New Pope 2013: Francis is Who the Vatican Wanted, But Not the Pope They Need

Culture

Much like a U.S. Supreme Court Justice, the Catholic Pope is appointed to his office for life. But where members of America’s highest court often resign in old age, such behavior is all but unknown at the Vatican. Pope Benedict XVI stunned the world when he announced his retirement less than a decade into office, the first papal resignation in nearly 600 years. His successor, Archbishop Jorge Mario Bergoglio of Buenos Aires, now reigns as Pope Francis — the Argentine "Pope of the Americas."

There now exists a rare and fleeting opportunity to reform the Catholic Church for the modern world, given the repeated scandals that rocked Benedict’s tenure. Alas, it’s an opportunity Francis will likely dismiss.

Like Benedict’s resignation, Francis himself is an oddity in almost every way. The son of Italian immigrants to Argentina, he studied technical chemistry at university before turning to faith. Having joined the Society of Jesus in 1958, Francis is the first Jesuit pontiff, a member of an all-male religious order dedicated to hard work and humility. A series of health problems in his youth resulted in the loss of his right lung, though the Vatican doesn’t expect this will impede his work.
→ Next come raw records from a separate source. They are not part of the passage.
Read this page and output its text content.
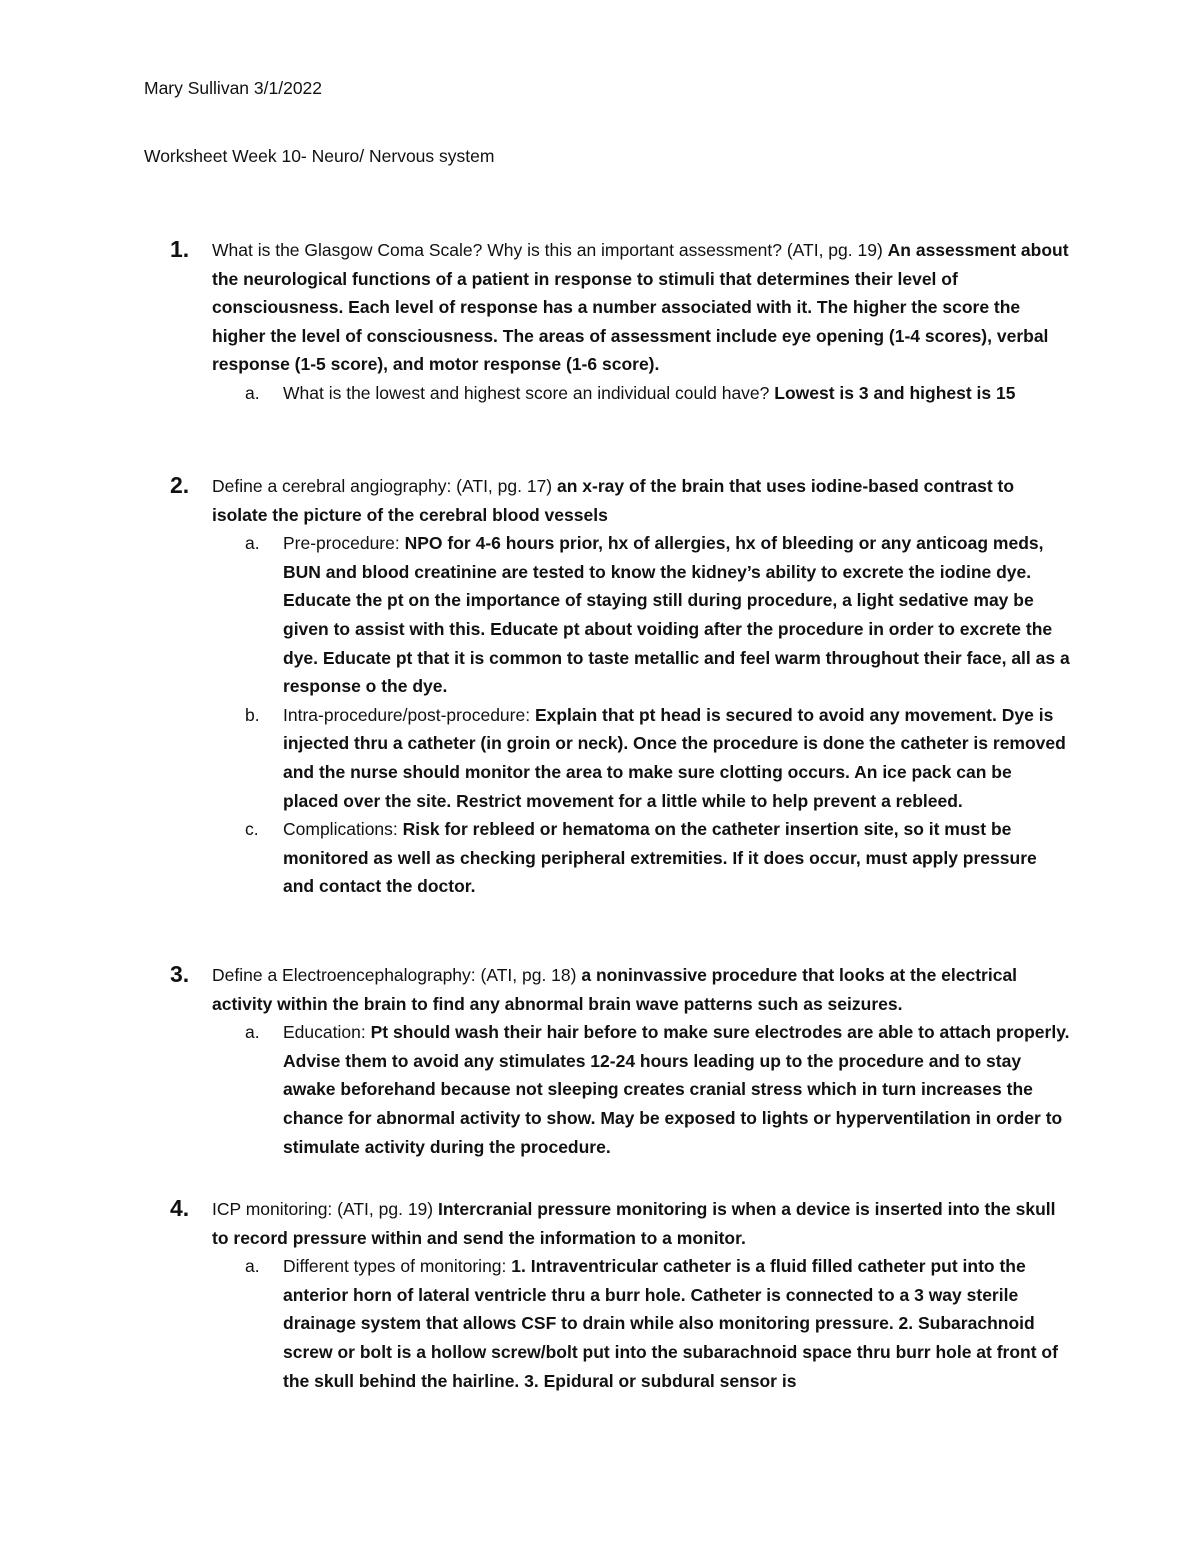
Mary Sullivan 3/1/2022
Worksheet Week 10- Neuro/ Nervous system
1. What is the Glasgow Coma Scale? Why is this an important assessment? (ATI, pg. 19) An assessment about the neurological functions of a patient in response to stimuli that determines their level of consciousness. Each level of response has a number associated with it. The higher the score the higher the level of consciousness. The areas of assessment include eye opening (1-4 scores), verbal response (1-5 score), and motor response (1-6 score).
a. What is the lowest and highest score an individual could have? Lowest is 3 and highest is 15
2. Define a cerebral angiography: (ATI, pg. 17) an x-ray of the brain that uses iodine-based contrast to isolate the picture of the cerebral blood vessels
a. Pre-procedure: NPO for 4-6 hours prior, hx of allergies, hx of bleeding or any anticoag meds, BUN and blood creatinine are tested to know the kidney’s ability to excrete the iodine dye. Educate the pt on the importance of staying still during procedure, a light sedative may be given to assist with this. Educate pt about voiding after the procedure in order to excrete the dye. Educate pt that it is common to taste metallic and feel warm throughout their face, all as a response o the dye.
b. Intra-procedure/post-procedure: Explain that pt head is secured to avoid any movement. Dye is injected thru a catheter (in groin or neck). Once the procedure is done the catheter is removed and the nurse should monitor the area to make sure clotting occurs. An ice pack can be placed over the site. Restrict movement for a little while to help prevent a rebleed.
c. Complications: Risk for rebleed or hematoma on the catheter insertion site, so it must be monitored as well as checking peripheral extremities. If it does occur, must apply pressure and contact the doctor.
3. Define a Electroencephalography: (ATI, pg. 18) a noninvassive procedure that looks at the electrical activity within the brain to find any abnormal brain wave patterns such as seizures.
a. Education: Pt should wash their hair before to make sure electrodes are able to attach properly. Advise them to avoid any stimulates 12-24 hours leading up to the procedure and to stay awake beforehand because not sleeping creates cranial stress which in turn increases the chance for abnormal activity to show. May be exposed to lights or hyperventilation in order to stimulate activity during the procedure.
4. ICP monitoring: (ATI, pg. 19) Intercranial pressure monitoring is when a device is inserted into the skull to record pressure within and send the information to a monitor.
a. Different types of monitoring: 1. Intraventricular catheter is a fluid filled catheter put into the anterior horn of lateral ventricle thru a burr hole. Catheter is connected to a 3 way sterile drainage system that allows CSF to drain while also monitoring pressure. 2. Subarachnoid screw or bolt is a hollow screw/bolt put into the subarachnoid space thru burr hole at front of the skull behind the hairline. 3. Epidural or subdural sensor is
And, of course, he represents the first non-European pope in a millennium, and the first Latin American pope in history.

It’s an impressive and unorthodox résumé, something the electing cardinals must have recognized. Once the stronghold of Christendom, the West has turned secular these past decades while Catholicism surges across the global south. As the political saying goes, demographics are destiny. The Vatican has yielded its Eurocentric foundations to ensure its future, delighting the Latin world.

Even so, it could have gone farther; Francis may be the first Latin American pontiff, but he can’t fairly be called the first Hispanic. The papacy has again passed to an Italian, albeit one born across the Atlantic.

More interesting is his theology, given the pomp and circumstance of the papal court in Rome. Jesuits adhere much more strictly to the example set by Jesus and his disciples, Francis himself more than most. He abandoned the archbishop’s palace for a simple apartment, cooking his own meals, and riding public transit. Even his papal name, Francis, is a return to simpler, nobler times; Saint Francis of  Assisi gave up an easy life of wealth for impoverished service to God. How that legacy will be reconciled with the Vatican’s excessive opulence is unclear.

But all that matters little next to the doctrinal opinions that will guide the Church through the new pope’s reign. There Francis is no different from his predecessors, deeply conservative despite having some more liberal modern attitudes. Like John Paul II, he’s focused significant effort on strengthening interfaith ties, particularly with Jews and Muslims.

And like Benedict, he is unlikely to repudiate the Church’s sadly outdated moral code. As Cardinal Bergoglio, he described the pro-choice movement as "a culture of death." And he battled publicly with Argentine President Cristina Fernández de Kirchner before the country legalized same-sex marriage and adoption. The new pope characterized the fight for same-sex marriage as one headed by Satan ("the father of lies"), designed to destroy the very fabric of moral society. On gay adoption, he compared the raising of children by same-sex couples to discrimination bordering on child abuse.

Nonetheless, he was among the first (and sternest) to condemn the Vatican’s pitiful response to real child abuse at the hands of Catholic priests. He’s also railed against social and income inequality, charging that tolerating those problems is a violation of human rights, as well as the failure to stem the global AIDS crisis. There, at least, there is hope. Not many would call for "a poor Church, and for the poor."

With Francis, the Catholic Church has finally made the difficult choice of choosing one of two destinies. His election over another European or reform-minded American suggests a certain recognition of faith’s failing power in the West. It’s a wise choice to bolster Catholic power in the face of secular tides, but a sad miscalculation for the longer game.

A Church focused on social inequality, hard work, and humility could have won converts in an age dominated by recession, social welfare, and rampant materialism. It’s a shame, then, that most will turn aside when he first turns his bully pulpit toward what free men and women do in the privacy of their bedrooms. Habemus papam, indeed. We have a pope, but we could have had so much more.